Whether or not he attends the funerals for the Tucson victims, Obama’s big chance to lead will come in his State of the Union address on January 25. He can both to speak to the moment thematically and confront the substantive concerns raised by the tragedy.

Conservatives like to argue that these are isolated incidents carried out by lunatics and therefore carry no big lessons (unless the perpetrator is Muslim, in which case it’s terrorism); liberals view them as opportunities to address various social ills. Obama is in the latter category and should act accordingly. “You never want a serious crisis to go to waste,” Rahm Emanuel famously said in 2008. The same goes for a shooting spree that gravely wounds a beloved congresswoman. Congress won’t enact gun control, as it did in the wake of the assassinations of Martin Luther King and Robert F. Kennedy in 1968, but perhaps something positive can come from this.

Using a tragedy like Saturday's to aid in achieving some political end is not a new idea, by any means. Soon after Democrats were handed their shellacking at the polls in November, Democratic pollster Mark Penn that "Obama needs a similar kind of" event to Oklahoma City in order to rekindle his presidency.

At least a few Democrats had the Murrah building on their minds after Saturday's shooting. One unnamed Dem told Politico that the White House needs to "deftly pin this on the tea partiers…just like the Clinton White House deftly pinned the Oklahoma City bombing on the militia and anti-government people."

Time Magazine's Mark Halperin, who Tuesday was busy condemning conservatives for not shutting up and accepting the rhetorical beating given them by the mainstream press and lefty pundits, only a month ago noted that another OKC bombing or 9/11 attack would be really great for Obama's presidency:

No one wants the country to suffer another catastrophe. But when a struggling Bill Clinton was faced with the Oklahoma City bombing and a floundering George W. Bush was confronted by 9/11, they found their voices and a route to political revival.
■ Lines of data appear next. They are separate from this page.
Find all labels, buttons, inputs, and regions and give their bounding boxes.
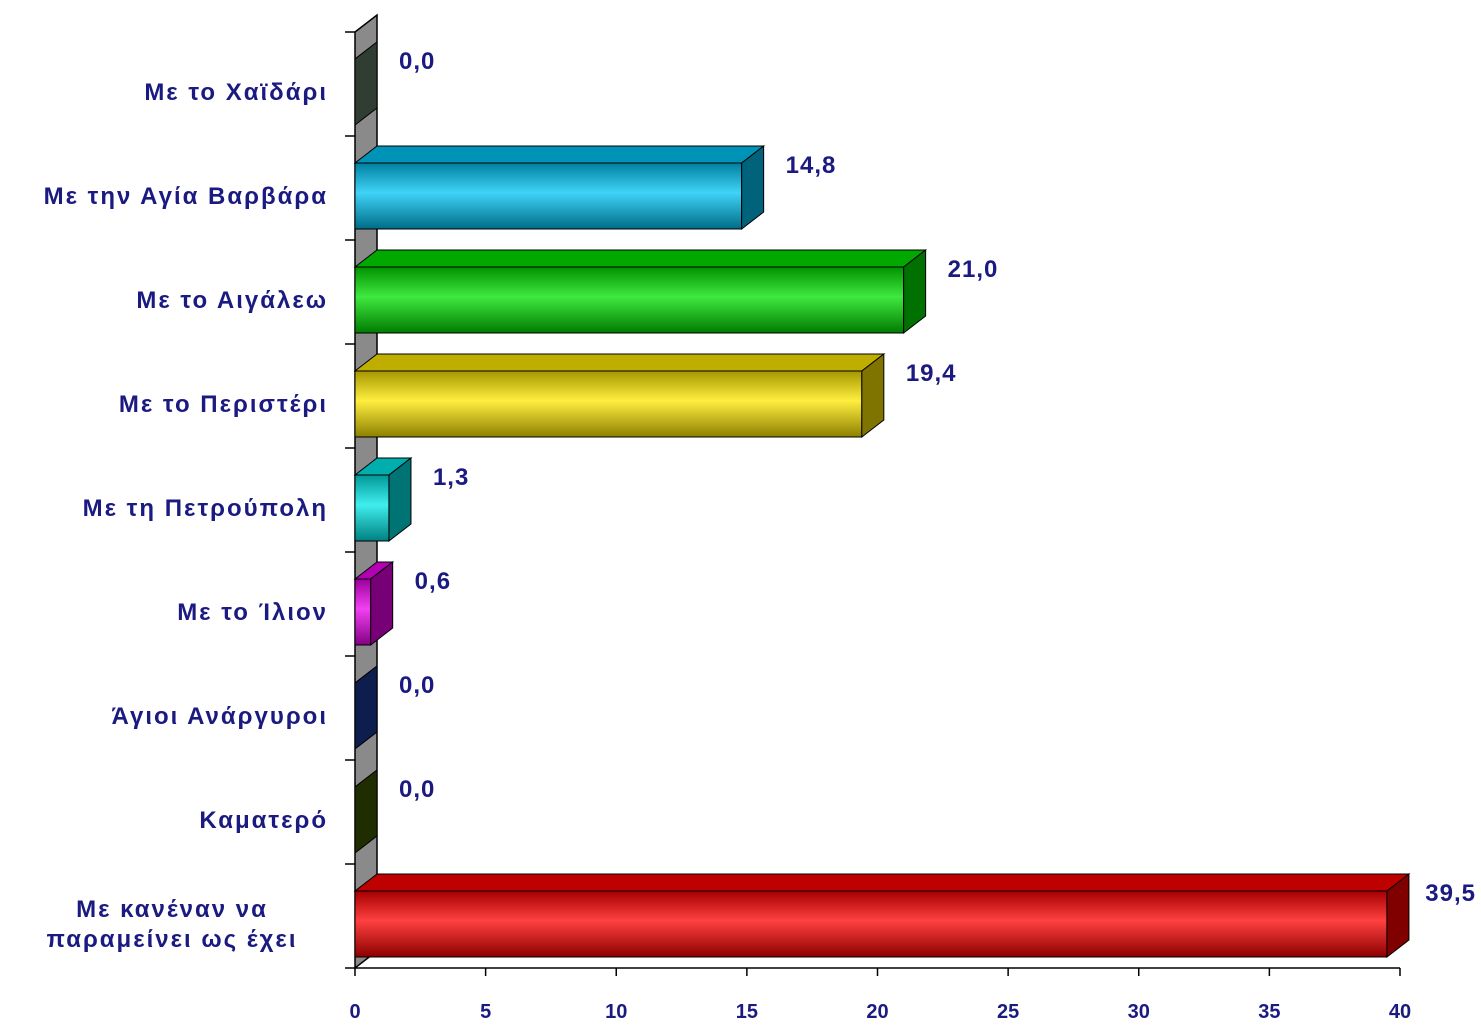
bar-front-face (354, 890, 1388, 958)
category-label: Καματερό (199, 807, 328, 834)
bar-top-face (353, 873, 1411, 892)
category-label: Με το Περιστέρι (119, 391, 328, 418)
bar-front-face (354, 370, 863, 438)
bar (354, 768, 378, 855)
bar-top-face (353, 145, 766, 164)
bar-side-face (354, 664, 378, 751)
data-label: 0,0 (399, 776, 435, 803)
x-tick-label: 5 (480, 1001, 491, 1023)
bar-side-face (861, 352, 885, 439)
data-label: 21,0 (948, 256, 999, 283)
bar-front-face (354, 162, 743, 230)
category-label: Με το Αιγάλεω (136, 287, 328, 314)
x-tick-label: 10 (605, 1001, 627, 1023)
data-label: 39,5 (1425, 880, 1476, 907)
data-label: 1,3 (433, 464, 469, 491)
bar (353, 560, 395, 647)
category-label: παραμείνει ως έχει (46, 926, 297, 953)
bar (353, 456, 413, 543)
bar-front-face (354, 266, 905, 334)
bar (353, 248, 928, 335)
bar-side-face (1386, 872, 1410, 959)
x-tick-label: 0 (349, 1001, 360, 1023)
bar-side-face (741, 144, 765, 231)
x-tick-label: 30 (1128, 1001, 1150, 1023)
bars (353, 40, 1411, 959)
bar-side-face (903, 248, 927, 335)
bar-front-face (354, 578, 372, 646)
bar (353, 144, 766, 231)
data-labels: 0,0 14,8 21,0 19,4 1,3 0,6 0,0 0,0 39,5 (399, 48, 1476, 907)
x-tick-label: 25 (997, 1001, 1019, 1023)
bar (353, 872, 1411, 959)
bar-top-face (353, 249, 928, 268)
category-label: Με το Ίλιον (177, 599, 328, 626)
category-label: Άγιοι Ανάργυροι (112, 703, 328, 730)
bar-top-face (353, 353, 886, 372)
bar-side-face (370, 560, 394, 647)
category-label: Με κανέναν να (76, 896, 268, 923)
category-label: Με το Χαϊδάρι (144, 79, 328, 106)
bar (353, 352, 886, 439)
x-tick-label: 40 (1389, 1001, 1411, 1023)
bar (354, 664, 378, 751)
data-label: 14,8 (786, 152, 837, 179)
bar-front-face (354, 474, 390, 542)
bar-side-face (388, 456, 412, 543)
data-label: 0,0 (399, 48, 435, 75)
bar (354, 40, 378, 127)
x-axis: 0 5 10 15 20 25 30 35 40 (349, 967, 1411, 1023)
category-label: Με την Αγία Βαρβάρα (44, 183, 328, 210)
bar-side-face (354, 40, 378, 127)
x-tick-label: 15 (736, 1001, 758, 1023)
x-tick-label: 35 (1258, 1001, 1280, 1023)
bar-side-face (354, 768, 378, 855)
category-label: Με τη Πετρούπολη (83, 495, 328, 522)
category-labels: Με το Χαϊδάρι Με την Αγία Βαρβάρα Με το Αι… (44, 79, 328, 953)
data-label: 0,0 (399, 672, 435, 699)
data-label: 0,6 (415, 568, 451, 595)
x-tick-label: 20 (866, 1001, 888, 1023)
data-label: 19,4 (906, 360, 957, 387)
It's not looking like Obama will find his "route to political revival" in Saturday's shooting, since there's no larger enemy to rail against in Tucson like there was in Oklahoma City. But that won't stop Alter and the rest of the media establishment desperate to see Obama's political revival from getting him to try.

*****UPDATE: James Taranto makes similar points to those above with respect to the dihonesty in claiming "rhetoric" is at all responsible for Saturday's shooting:

To describe the Tucson massacre as an act of "political violence" is, quite simply, a lie. It is as if, two days after the Columbine massacre, a conservative newspaper of the Times's stature had described that atrocious crime as an act of "educational violence" and used it as an occasion to denounce teachers unions. Such an editorial would be shameful and indecent even if the arguments it made were meritorious.